May Day dates back to before you were born and changed the face of a hard days work.

In the early beginning, May Day was a celebration from spring to summer. In Medieval England people would go into the woods and collect greenery and flowers. Others would hold festivals with singing and dancing. May Day was time to celebrate.

In the late 1800's May Day became much more than flowers and dances. May Day became an International workers holiday. A day of celebration for workers around the world as an expression of unity and freedom.

In 1884, the U.S. Federation of Organized Trade and Labor Unions had passed a law declaring that, as of May 1, 1886, an eight hour workday would be the full and legal workday for all U.S. workers – the ruling class had that much time to recognize this new law and put it into effect.

The owners refused.

On May 1, 1886, workers took to the streets in a general strike throughout the entire country to force the ruling class to recognize the eight-hour working day. Over 350,000 workers across the country directly participated in the general strike, with hundreds of thousands of workers joining the marches as best they could.

Some groups across the globe today ask workers not to go to work in an attempt to raise awareness for better pay and working conditions.

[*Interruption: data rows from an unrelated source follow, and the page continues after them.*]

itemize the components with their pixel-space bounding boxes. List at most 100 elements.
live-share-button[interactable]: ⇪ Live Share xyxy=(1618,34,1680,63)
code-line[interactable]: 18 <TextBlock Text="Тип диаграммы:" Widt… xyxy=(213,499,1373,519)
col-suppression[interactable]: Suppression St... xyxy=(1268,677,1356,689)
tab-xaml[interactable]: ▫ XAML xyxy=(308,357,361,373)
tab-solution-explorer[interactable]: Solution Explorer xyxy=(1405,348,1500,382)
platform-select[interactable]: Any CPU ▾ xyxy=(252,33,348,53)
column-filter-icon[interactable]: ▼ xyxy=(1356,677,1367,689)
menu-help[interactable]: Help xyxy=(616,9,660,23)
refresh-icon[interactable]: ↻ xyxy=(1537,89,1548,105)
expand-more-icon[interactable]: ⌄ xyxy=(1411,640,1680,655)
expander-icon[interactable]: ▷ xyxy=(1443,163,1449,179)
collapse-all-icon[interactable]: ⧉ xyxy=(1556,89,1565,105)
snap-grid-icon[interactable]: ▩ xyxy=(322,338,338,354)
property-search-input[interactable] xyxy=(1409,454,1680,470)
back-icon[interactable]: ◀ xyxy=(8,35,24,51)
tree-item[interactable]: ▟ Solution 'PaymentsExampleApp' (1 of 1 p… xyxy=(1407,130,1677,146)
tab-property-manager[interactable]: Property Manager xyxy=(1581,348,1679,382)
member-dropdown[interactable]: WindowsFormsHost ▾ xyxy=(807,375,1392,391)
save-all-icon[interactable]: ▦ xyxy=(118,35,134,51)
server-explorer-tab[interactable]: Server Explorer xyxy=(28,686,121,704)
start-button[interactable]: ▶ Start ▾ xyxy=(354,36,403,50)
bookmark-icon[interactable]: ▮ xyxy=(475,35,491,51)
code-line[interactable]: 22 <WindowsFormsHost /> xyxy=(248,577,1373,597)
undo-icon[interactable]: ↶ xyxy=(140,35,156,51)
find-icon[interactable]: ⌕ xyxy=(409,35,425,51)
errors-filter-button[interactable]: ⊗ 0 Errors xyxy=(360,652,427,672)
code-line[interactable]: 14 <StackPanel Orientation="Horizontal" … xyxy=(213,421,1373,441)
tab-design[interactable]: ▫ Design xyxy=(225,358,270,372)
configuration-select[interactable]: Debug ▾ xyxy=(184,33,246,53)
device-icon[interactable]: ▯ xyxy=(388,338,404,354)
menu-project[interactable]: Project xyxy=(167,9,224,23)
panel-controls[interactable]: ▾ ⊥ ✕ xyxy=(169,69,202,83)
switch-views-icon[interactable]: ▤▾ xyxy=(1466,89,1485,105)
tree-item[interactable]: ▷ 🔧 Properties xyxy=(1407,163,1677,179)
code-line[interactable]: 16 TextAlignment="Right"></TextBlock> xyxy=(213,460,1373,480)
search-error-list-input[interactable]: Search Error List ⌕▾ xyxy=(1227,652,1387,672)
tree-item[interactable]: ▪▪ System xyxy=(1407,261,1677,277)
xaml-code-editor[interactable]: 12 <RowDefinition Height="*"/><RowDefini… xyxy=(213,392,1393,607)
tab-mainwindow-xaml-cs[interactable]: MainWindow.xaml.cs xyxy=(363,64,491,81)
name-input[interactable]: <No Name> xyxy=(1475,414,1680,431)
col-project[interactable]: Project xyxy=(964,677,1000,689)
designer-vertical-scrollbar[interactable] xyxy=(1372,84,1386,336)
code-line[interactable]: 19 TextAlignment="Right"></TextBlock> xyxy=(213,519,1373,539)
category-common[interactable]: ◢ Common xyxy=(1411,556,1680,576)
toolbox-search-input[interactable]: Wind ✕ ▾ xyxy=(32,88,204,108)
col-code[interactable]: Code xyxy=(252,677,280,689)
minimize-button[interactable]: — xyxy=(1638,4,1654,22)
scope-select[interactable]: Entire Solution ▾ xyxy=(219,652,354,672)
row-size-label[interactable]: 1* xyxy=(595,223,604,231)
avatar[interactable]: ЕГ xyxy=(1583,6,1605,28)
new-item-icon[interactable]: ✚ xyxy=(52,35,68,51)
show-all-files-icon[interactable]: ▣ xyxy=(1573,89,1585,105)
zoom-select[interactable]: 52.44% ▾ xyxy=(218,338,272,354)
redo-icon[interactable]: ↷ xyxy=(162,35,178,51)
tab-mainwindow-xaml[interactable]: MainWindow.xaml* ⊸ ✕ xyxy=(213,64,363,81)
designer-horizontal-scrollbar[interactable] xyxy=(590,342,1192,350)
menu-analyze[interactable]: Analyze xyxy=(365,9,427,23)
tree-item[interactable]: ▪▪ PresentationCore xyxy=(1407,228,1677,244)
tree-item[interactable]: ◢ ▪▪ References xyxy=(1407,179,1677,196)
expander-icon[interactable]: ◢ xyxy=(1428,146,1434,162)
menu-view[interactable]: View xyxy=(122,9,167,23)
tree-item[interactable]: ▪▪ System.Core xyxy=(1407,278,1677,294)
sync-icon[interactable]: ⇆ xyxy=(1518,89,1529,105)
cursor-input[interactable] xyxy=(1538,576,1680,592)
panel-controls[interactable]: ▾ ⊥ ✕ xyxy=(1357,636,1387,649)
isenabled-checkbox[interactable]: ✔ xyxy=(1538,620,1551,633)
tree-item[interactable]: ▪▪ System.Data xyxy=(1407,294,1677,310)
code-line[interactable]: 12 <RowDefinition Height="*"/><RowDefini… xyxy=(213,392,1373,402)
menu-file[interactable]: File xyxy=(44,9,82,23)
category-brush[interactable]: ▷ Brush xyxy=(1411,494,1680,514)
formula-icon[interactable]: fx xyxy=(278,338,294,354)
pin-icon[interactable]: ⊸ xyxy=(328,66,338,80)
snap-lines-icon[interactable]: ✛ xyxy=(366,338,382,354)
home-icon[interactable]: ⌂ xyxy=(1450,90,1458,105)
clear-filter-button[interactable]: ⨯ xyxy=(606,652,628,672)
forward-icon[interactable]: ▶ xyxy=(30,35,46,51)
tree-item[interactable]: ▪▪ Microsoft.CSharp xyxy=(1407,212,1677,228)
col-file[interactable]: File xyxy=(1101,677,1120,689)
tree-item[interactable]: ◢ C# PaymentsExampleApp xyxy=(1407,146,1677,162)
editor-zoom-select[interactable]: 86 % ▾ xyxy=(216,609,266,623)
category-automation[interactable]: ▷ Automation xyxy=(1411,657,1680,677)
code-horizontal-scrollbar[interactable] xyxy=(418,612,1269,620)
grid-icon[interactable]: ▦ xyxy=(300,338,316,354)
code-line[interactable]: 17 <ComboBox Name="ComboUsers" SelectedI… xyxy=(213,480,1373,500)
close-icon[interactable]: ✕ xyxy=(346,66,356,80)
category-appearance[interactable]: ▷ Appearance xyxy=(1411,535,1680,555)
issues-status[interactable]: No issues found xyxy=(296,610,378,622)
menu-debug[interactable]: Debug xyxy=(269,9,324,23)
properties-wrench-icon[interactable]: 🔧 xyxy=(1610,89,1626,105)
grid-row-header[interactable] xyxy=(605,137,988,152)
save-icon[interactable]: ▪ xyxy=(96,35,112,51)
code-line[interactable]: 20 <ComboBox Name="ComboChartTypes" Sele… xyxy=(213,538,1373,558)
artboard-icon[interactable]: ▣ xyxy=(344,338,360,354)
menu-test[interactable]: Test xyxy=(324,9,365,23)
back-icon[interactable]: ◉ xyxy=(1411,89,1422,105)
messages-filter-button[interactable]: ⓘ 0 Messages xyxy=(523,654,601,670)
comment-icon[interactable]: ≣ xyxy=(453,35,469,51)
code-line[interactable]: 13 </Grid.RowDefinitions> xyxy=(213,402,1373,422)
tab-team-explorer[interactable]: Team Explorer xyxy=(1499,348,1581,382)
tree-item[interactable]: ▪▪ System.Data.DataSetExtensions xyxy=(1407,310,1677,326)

When I wrote about my daughter Ashley not knowing what May Day was a week or so ago, I got a lot of responses about doorbell ditching with baskets of flowers on your neighbors step and how it was a family event making small baskets for friends and loved ones. So.... whether you look at today as a great day in history for the working class, a time to celebrate with dancing and flowers, find it a day to stand up for more working rights or don't give the day a second thought, I wish you a happy day, hopefully filled with flowers.